Controlled: The initial thrill has worn off and sense is prevailing. Ideas around formalising the exploitation of virtualisation technology are surfacing, and there are less and less ‘gotchas’ surprising you. Pilot projects are starting to prove their worth and you want to scale up to a ‘real’ live system. Questions are starting to be asked around management capabilities.
Managed: Everything is working pretty well. The concept has successfully transferred from a pilot / test environment to production, and you’re thinking about what else you can bring into the virtual environment. The only downside is that there is quite a bit of manual work being done, and a lot of screen switching. A legacy management tools effect. You can work the virtual environment to your advantage but it’s effortful and things may start breaking if you are asked to extend to new applications or services.
Dynamic: You’re in the hallowed place: automated provisioning, failover, backup, recovery and storage. It’s a fluid, optimised environment and you can add and remove capacity at will, thanks to equally dynamic relationships with various service providers that you know and trust. Sometimes you think it’s all a bit too good to be true.
But is this a realistic way of looking at things? As industry analysts we’re often asked to comment on these sorts of approaches, which to be fair, are usually aimed at broader topics. They don’t work in a practical sense at a macro level because it’s normal for an organisation to be down at one end of the scale for certain things, in the middle for others, and perhaps class leading for others. There are too many variables for it to make sense as anything other than a thinly disguised product list. And many of them often are just that.

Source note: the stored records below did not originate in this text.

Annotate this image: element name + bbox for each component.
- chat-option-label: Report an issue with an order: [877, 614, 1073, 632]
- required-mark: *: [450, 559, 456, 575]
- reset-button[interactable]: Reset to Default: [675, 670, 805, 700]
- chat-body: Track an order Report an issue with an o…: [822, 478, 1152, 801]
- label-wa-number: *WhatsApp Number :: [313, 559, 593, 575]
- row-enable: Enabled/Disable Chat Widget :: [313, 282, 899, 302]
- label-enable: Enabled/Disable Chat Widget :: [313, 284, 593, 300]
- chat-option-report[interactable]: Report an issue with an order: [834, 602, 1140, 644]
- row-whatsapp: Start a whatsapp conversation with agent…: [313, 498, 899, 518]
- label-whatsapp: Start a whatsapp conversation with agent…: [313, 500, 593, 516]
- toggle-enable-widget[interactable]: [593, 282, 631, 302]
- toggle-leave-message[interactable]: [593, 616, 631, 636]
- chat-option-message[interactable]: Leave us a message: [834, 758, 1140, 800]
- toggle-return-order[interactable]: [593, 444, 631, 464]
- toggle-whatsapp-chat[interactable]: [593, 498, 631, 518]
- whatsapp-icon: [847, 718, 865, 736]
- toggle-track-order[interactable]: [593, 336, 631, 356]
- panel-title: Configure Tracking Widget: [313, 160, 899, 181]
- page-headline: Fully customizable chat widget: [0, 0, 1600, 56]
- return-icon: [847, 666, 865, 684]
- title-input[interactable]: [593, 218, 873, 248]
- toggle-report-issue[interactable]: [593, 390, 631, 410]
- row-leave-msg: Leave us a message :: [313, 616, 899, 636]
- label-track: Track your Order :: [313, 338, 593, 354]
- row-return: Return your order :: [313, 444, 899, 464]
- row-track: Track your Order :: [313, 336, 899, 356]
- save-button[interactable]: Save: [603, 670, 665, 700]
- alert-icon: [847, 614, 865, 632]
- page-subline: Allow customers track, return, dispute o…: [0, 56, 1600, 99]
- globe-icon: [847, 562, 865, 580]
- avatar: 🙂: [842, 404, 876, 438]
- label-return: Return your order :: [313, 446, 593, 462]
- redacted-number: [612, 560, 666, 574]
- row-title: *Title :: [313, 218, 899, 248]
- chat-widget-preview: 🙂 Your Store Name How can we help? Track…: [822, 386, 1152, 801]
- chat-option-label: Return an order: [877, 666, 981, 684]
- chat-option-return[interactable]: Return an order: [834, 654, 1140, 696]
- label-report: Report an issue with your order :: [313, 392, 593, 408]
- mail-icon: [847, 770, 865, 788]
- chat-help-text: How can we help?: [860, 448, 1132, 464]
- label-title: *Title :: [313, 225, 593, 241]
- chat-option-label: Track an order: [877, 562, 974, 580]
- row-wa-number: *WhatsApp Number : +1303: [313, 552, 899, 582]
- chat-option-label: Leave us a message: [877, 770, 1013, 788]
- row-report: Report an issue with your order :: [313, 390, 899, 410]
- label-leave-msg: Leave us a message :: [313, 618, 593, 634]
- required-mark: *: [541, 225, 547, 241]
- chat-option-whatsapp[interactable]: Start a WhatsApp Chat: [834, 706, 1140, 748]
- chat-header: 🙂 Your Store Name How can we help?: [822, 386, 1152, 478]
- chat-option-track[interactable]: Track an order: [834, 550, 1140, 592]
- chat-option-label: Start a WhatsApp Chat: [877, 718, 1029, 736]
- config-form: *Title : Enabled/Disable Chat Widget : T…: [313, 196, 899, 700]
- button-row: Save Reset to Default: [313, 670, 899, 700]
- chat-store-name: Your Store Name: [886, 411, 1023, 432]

However, at a micro, or single issue level, there may be some value in a scale that transcends a list of one-off project milestones. You could see it as a one way life cycle. The values on the scale or the thresholds between bands could be specific to a medium or longer term goal, a desired capability or a service level performance.
One of the issues in models such as these is of course that nobody ever actually reaches the nirvana of Stage 4. This is a harsh reality check: if indeed, most organisations hover somewhere between ‘controlled’ and ‘managed’, is there really any point in considering what needs to be ‘dynamic’? Of course, it may be that virtualisation holds some kind of magic key to help here, but we doubt this is about technology alone.